Göreli Yoksunluk Kuramı, kişilerin yaptıkları kıyaslamaların sonucunda içinde bulundukları adaletsizlikleri ifade etmektedir. Crosby (1976) göreli yoksunluğu iki farklı anlamda değerlendirmiş ve bahsetmiştir: bunlardan ilki, kişinin farklı ve olumsuz kıyaslamalar yaptığında hissettiği duygu, diğeri ise algılanan

25 adaletsizliği var eden kıyaslamaların açıklanmasıdır (Irak, 2004: 27). Kurama göre iş görenler, somut sonuçlarla hayal edilen sonuçlar veya hak ettiklerini düşündükleri kazanımlar arasında çelişki algıladıkları zaman yoksunluk hissettikleri vurgulanmıştır (İçerli, 2010: 74).

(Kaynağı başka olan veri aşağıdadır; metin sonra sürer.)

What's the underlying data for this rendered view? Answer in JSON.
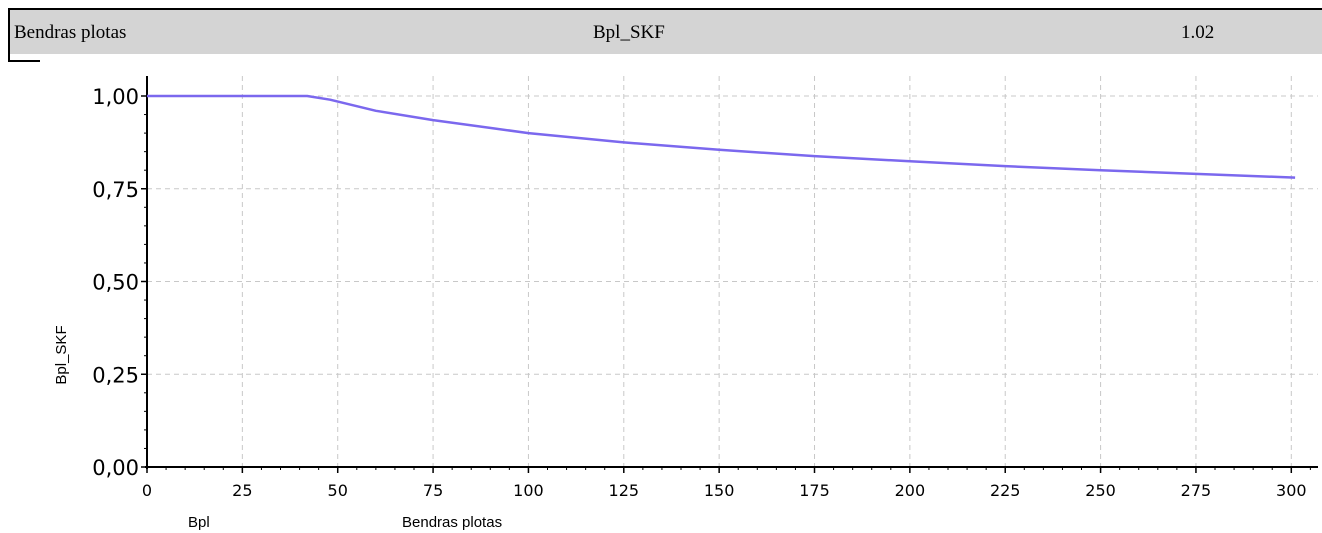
{
  "header": {
    "name": "Bendras plotas",
    "code": "Bpl_SKF",
    "version": "1.02"
  },
  "chart_data": {
    "type": "line",
    "title": "",
    "xlabel_code": "Bpl",
    "xlabel": "Bendras plotas",
    "ylabel": "Bpl_SKF",
    "xlim": [
      0,
      307
    ],
    "ylim": [
      0,
      1.0
    ],
    "x_ticks": [
      0,
      25,
      50,
      75,
      100,
      125,
      150,
      175,
      200,
      225,
      250,
      275,
      300
    ],
    "y_ticks": [
      0,
      0.25,
      0.5,
      0.75,
      1.0
    ],
    "x_tick_labels": [
      "0",
      "25",
      "50",
      "75",
      "100",
      "125",
      "150",
      "175",
      "200",
      "225",
      "250",
      "275",
      "300"
    ],
    "y_tick_labels": [
      "0,00",
      "0,25",
      "0,50",
      "0,75",
      "1,00"
    ],
    "grid": true,
    "line_color": "#7b68ee",
    "series": [
      {
        "x": [
          0,
          42,
          48,
          60,
          75,
          100,
          125,
          150,
          175,
          200,
          225,
          250,
          275,
          301
        ],
        "y": [
          1.0,
          1.0,
          0.99,
          0.96,
          0.935,
          0.9,
          0.875,
          0.855,
          0.838,
          0.824,
          0.811,
          0.8,
          0.79,
          0.78
        ]
      }
    ]
  }
}
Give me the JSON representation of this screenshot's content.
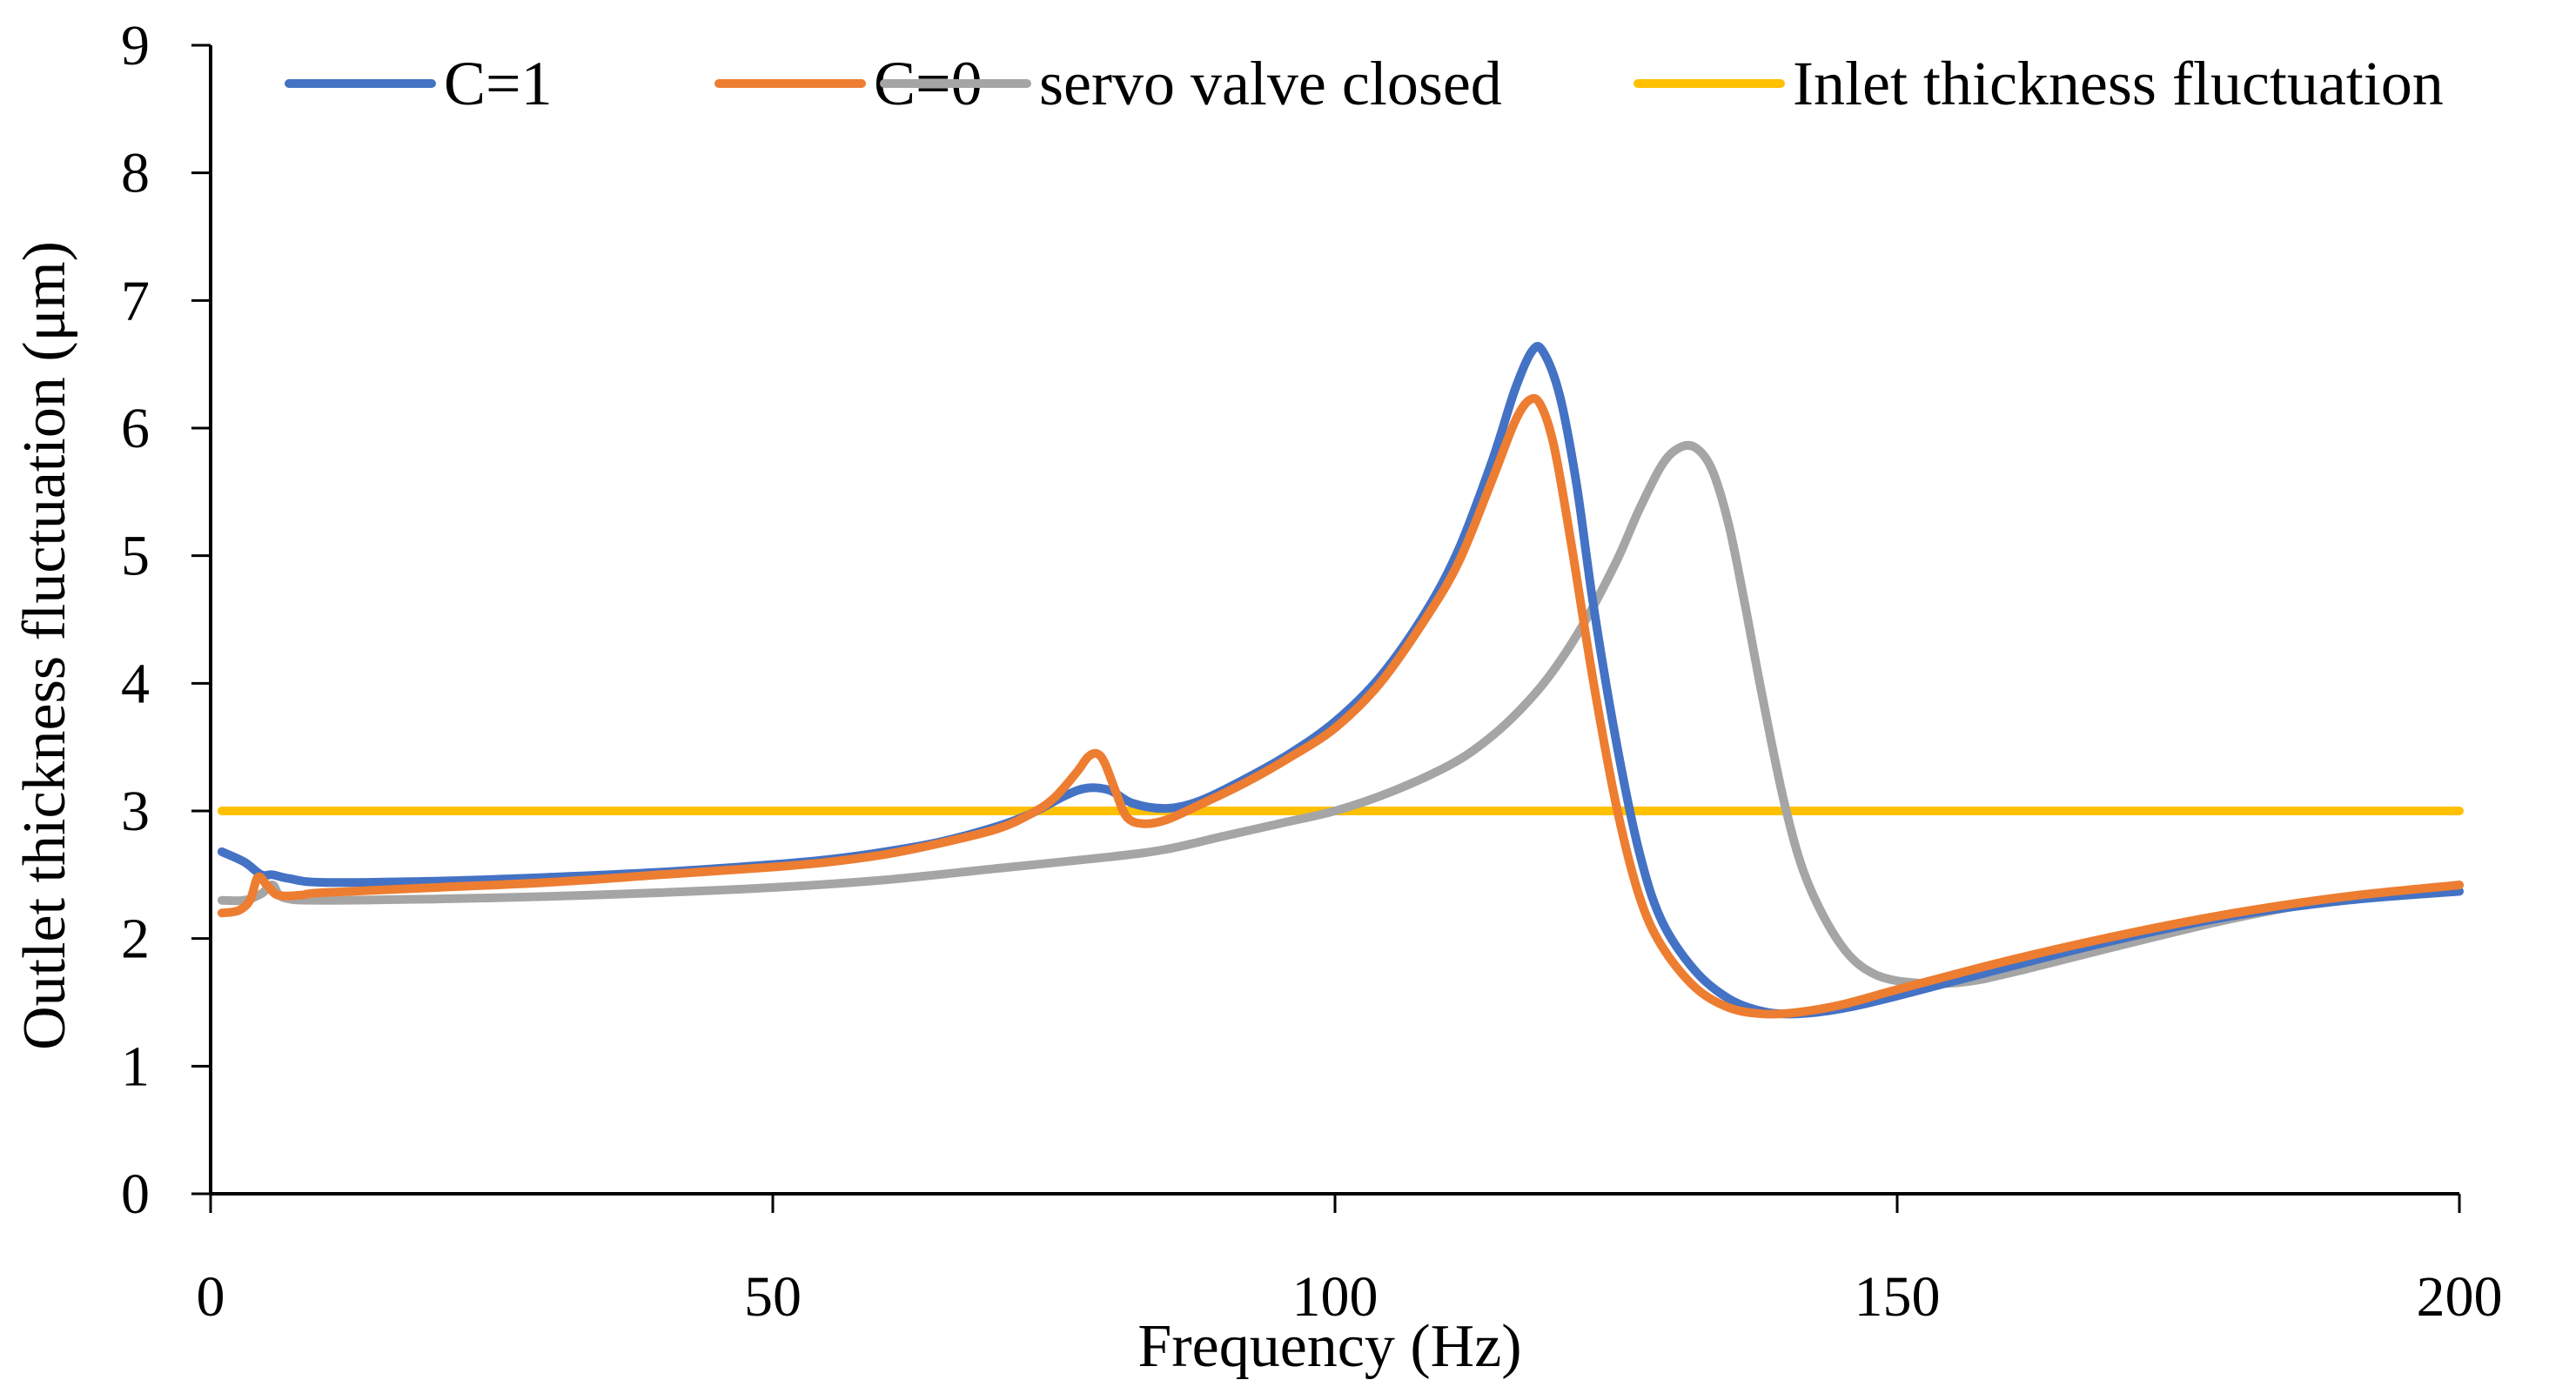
{
  "chart_data": {
    "type": "line",
    "title": "",
    "xlabel": "Frequency  (Hz)",
    "ylabel": "Outlet thickness fluctuation  (μm)",
    "xlim": [
      0,
      200
    ],
    "ylim": [
      0,
      9
    ],
    "x_ticks": [
      0,
      50,
      100,
      150,
      200
    ],
    "y_ticks": [
      0,
      1,
      2,
      3,
      4,
      5,
      6,
      7,
      8,
      9
    ],
    "grid": false,
    "legend_position": "top",
    "series": [
      {
        "name": "C=1",
        "color": "#4472C4",
        "x": [
          1,
          3,
          4.5,
          5.5,
          7,
          10,
          20,
          30,
          40,
          50,
          55,
          60,
          65,
          70,
          73,
          76,
          78,
          80,
          82,
          85,
          88,
          92,
          96,
          100,
          104,
          108,
          111,
          114,
          116,
          117.5,
          118.5,
          120,
          121.5,
          123,
          125,
          127,
          129,
          132,
          135,
          138,
          141,
          145,
          150,
          160,
          170,
          180,
          190,
          200
        ],
        "y": [
          2.68,
          2.6,
          2.5,
          2.5,
          2.47,
          2.44,
          2.45,
          2.48,
          2.52,
          2.58,
          2.62,
          2.68,
          2.76,
          2.88,
          2.98,
          3.12,
          3.18,
          3.16,
          3.06,
          3.02,
          3.08,
          3.25,
          3.45,
          3.7,
          4.05,
          4.55,
          5.05,
          5.75,
          6.3,
          6.6,
          6.6,
          6.25,
          5.55,
          4.6,
          3.55,
          2.7,
          2.15,
          1.75,
          1.53,
          1.43,
          1.41,
          1.45,
          1.55,
          1.78,
          2.0,
          2.18,
          2.3,
          2.37
        ]
      },
      {
        "name": "C=0",
        "color": "#ED7D31",
        "x": [
          1,
          2.5,
          3.5,
          4.2,
          5,
          6,
          8,
          10,
          20,
          30,
          40,
          50,
          55,
          60,
          65,
          70,
          73,
          75,
          77,
          78,
          78.8,
          79.5,
          80.5,
          81.5,
          83,
          85,
          88,
          92,
          96,
          100,
          104,
          108,
          111,
          114,
          116,
          117.3,
          118.3,
          119.5,
          121,
          123,
          125,
          127,
          129,
          132,
          135,
          138,
          141,
          145,
          150,
          160,
          170,
          180,
          190,
          200
        ],
        "y": [
          2.2,
          2.22,
          2.3,
          2.48,
          2.42,
          2.34,
          2.34,
          2.36,
          2.4,
          2.44,
          2.5,
          2.56,
          2.6,
          2.66,
          2.75,
          2.86,
          2.98,
          3.1,
          3.3,
          3.42,
          3.45,
          3.38,
          3.15,
          2.95,
          2.9,
          2.93,
          3.05,
          3.22,
          3.42,
          3.65,
          4.0,
          4.5,
          4.95,
          5.6,
          6.05,
          6.22,
          6.18,
          5.85,
          5.1,
          4.0,
          3.05,
          2.35,
          1.95,
          1.62,
          1.46,
          1.41,
          1.42,
          1.48,
          1.6,
          1.83,
          2.03,
          2.2,
          2.33,
          2.42
        ]
      },
      {
        "name": "servo valve closed",
        "color": "#A5A5A5",
        "x": [
          1,
          3,
          4.5,
          5.5,
          6.5,
          10,
          20,
          30,
          40,
          50,
          60,
          70,
          80,
          85,
          90,
          95,
          100,
          105,
          110,
          113,
          116,
          119,
          122,
          125,
          127,
          129,
          130.5,
          132,
          133.5,
          135,
          136.5,
          138,
          140,
          142,
          145,
          148,
          152,
          156,
          160,
          170,
          180,
          190,
          200
        ],
        "y": [
          2.3,
          2.3,
          2.35,
          2.42,
          2.32,
          2.3,
          2.31,
          2.33,
          2.36,
          2.4,
          2.46,
          2.55,
          2.64,
          2.7,
          2.8,
          2.9,
          3.0,
          3.15,
          3.35,
          3.52,
          3.75,
          4.05,
          4.45,
          4.95,
          5.35,
          5.7,
          5.84,
          5.85,
          5.68,
          5.25,
          4.6,
          3.9,
          3.05,
          2.45,
          1.95,
          1.72,
          1.65,
          1.66,
          1.73,
          1.95,
          2.16,
          2.32,
          2.42
        ]
      },
      {
        "name": "Inlet thickness fluctuation",
        "color": "#FFC000",
        "x": [
          1,
          200
        ],
        "y": [
          3.0,
          3.0
        ]
      }
    ]
  }
}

Reaktif-içerik yaklaşımının bir diğeri de Berger ve arkadaşları tarafından yapılan araştırmalarından hareketle eşitlik kuramının içerisinde yer alan statü değeri olduğunu buna göre, bir bireyin eşitsizlik ile ilgili duyguları ve eşitsizliğe yönelik tepkileri diğer bireye göre yapılan kıyaslamalardan ortaya çıkmayacağı belirtilmiştir. Şöyle ki bir birey kendisine referans aldığı aynı statüde ki bireylerle kıyaslama içine gireceği sonucuna ulaşılmıştır (Greenberg, 1987: 12). Buna göre kişi kıyaslama yaparken bulunduğu statüyü göz önüne alarak ve değerlendirerek benzer durumdaki kişilerle kendisini kıyasladığı vurgulanmıştır.